Discussion is Key to End-of-Life Care
People who have discussed their end-of-life care wishes with family, friends, and physicians before they are in need of such care are much more likely to have taken the next step of filling out an advance directive, according to a study led by researchers at the San Francisco VA Medical Center. Such discussions therefore should be encouraged, the study authors say.
An advance directive is a legal document used by a patient to specify end-of-life treatment wishes and to designate who will make medical decisions on the patient’s behalf, if necessary.
The researchers also recommend that policy makers consider making oral advance directives discussed with physicians legally binding in all states, since many more people talk about end-of-life care with their physicians than spell out their wishes in written form. In most states, only written advance directives have legal standing.
“Planning for end-of-life care is a process that involves many individual steps, including a lot of thought and discussion,” observes lead author Rebecca Sudore, MD, a staff physician at SFVAMC and an assistant professor of medicine at the University of California, San Francisco. “This is one of the first papers to describe a new model of advance care planning that takes all of these individual steps, rather than just advance directive documentation, into consideration.”
The study, published in the June 2008 issue of the Journal of the American Geriatrics Society, looked at 173 patients at San Francisco General Hospital who had participated in a previous study comparing preferences for different types of advance directive forms. Six months after that study, the authors asked the participants if they had made plans for their own end-of-life care.
They found that 60 percent of the participants had thought about their wishes for their own advanced care planning, 54 percent had talked about it with family and friends, 21 percent had talked with their physicians, and 10 percent had filled out advance directives.
Analyzing the results further, the authors found that the participants who had discussed advance care planning with family and friends were 12 times more likely to subsequently have discussed it with their physicians and four times more likely to have filled out an advance directive than those who had not.
“This tells us that, as physicians and policy makers, we need to do everything we can to facilitate discussions about end-of-life care between patients, family and friends, and physicians,” says Sudore. “These discussions need to include family members, not only because it increases the likelihood that the patient will complete an advance directive, but because family are likely to be the ones at the bedside having to make some of these end-of-life care decisions.”
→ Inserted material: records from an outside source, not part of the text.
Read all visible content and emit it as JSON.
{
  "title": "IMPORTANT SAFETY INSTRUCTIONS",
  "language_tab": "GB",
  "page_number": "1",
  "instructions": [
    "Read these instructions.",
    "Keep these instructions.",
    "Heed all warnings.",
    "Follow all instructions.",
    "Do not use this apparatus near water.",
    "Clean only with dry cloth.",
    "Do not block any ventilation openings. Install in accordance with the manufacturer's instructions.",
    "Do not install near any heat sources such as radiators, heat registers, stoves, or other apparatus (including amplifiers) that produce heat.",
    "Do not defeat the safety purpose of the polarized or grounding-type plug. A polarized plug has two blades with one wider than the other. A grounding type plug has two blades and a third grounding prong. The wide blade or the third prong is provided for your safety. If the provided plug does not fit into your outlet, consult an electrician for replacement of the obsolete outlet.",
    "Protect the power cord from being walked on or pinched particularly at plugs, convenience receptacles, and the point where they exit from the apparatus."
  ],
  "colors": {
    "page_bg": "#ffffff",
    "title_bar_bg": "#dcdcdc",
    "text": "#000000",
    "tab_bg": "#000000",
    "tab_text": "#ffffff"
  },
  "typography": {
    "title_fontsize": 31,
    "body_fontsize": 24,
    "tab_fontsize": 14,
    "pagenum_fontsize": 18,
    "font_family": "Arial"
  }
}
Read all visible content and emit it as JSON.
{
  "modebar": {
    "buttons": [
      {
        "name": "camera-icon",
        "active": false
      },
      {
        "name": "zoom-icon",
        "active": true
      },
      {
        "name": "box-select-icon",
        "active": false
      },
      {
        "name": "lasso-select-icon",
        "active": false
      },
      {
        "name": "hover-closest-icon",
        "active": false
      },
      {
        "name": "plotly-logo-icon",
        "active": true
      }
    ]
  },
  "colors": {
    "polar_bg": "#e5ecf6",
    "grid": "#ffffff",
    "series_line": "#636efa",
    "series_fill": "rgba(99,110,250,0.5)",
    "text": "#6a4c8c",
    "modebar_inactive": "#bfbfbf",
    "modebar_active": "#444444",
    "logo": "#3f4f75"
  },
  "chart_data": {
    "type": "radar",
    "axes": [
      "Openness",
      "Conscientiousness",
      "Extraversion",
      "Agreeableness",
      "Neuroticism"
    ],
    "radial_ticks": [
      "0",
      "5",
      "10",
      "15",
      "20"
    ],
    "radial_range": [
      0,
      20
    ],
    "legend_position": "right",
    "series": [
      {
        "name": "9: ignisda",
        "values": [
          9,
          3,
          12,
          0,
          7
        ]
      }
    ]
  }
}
She also emphasizes the value of oral advance directives. “Some patients will simply feel more comfortable talking about their end-of-life wishes than filling out a form,” observes Sudore. “Oral directives can be documented in the patient’s chart. This is already legal in some states.”
She adds that extra resources may be needed to assist patients who do not have close family or friends to discuss their plans with. “In this case, completing a written or oral advance directive with their physician may be the most prudent,” she says.
Co-authors of the study are Adam D. Schickedanz, BS, of UCSF; Seth Landefeld, MD, and Brie A. Williams, MD, of SFVAMC and UCSF; and Karla Lindquist, MS, Steven Z. Pantilat, MD, and Dean Schillinger, MD, of UCSF.
The study was supported by funds from the National Institutes of Health, the National Institute on Aging, the American Medical Association Foundation, and the Pfizer Fellowship in Clear Health Communication. Some funds were administered by the Northern California Institute for Research and Education.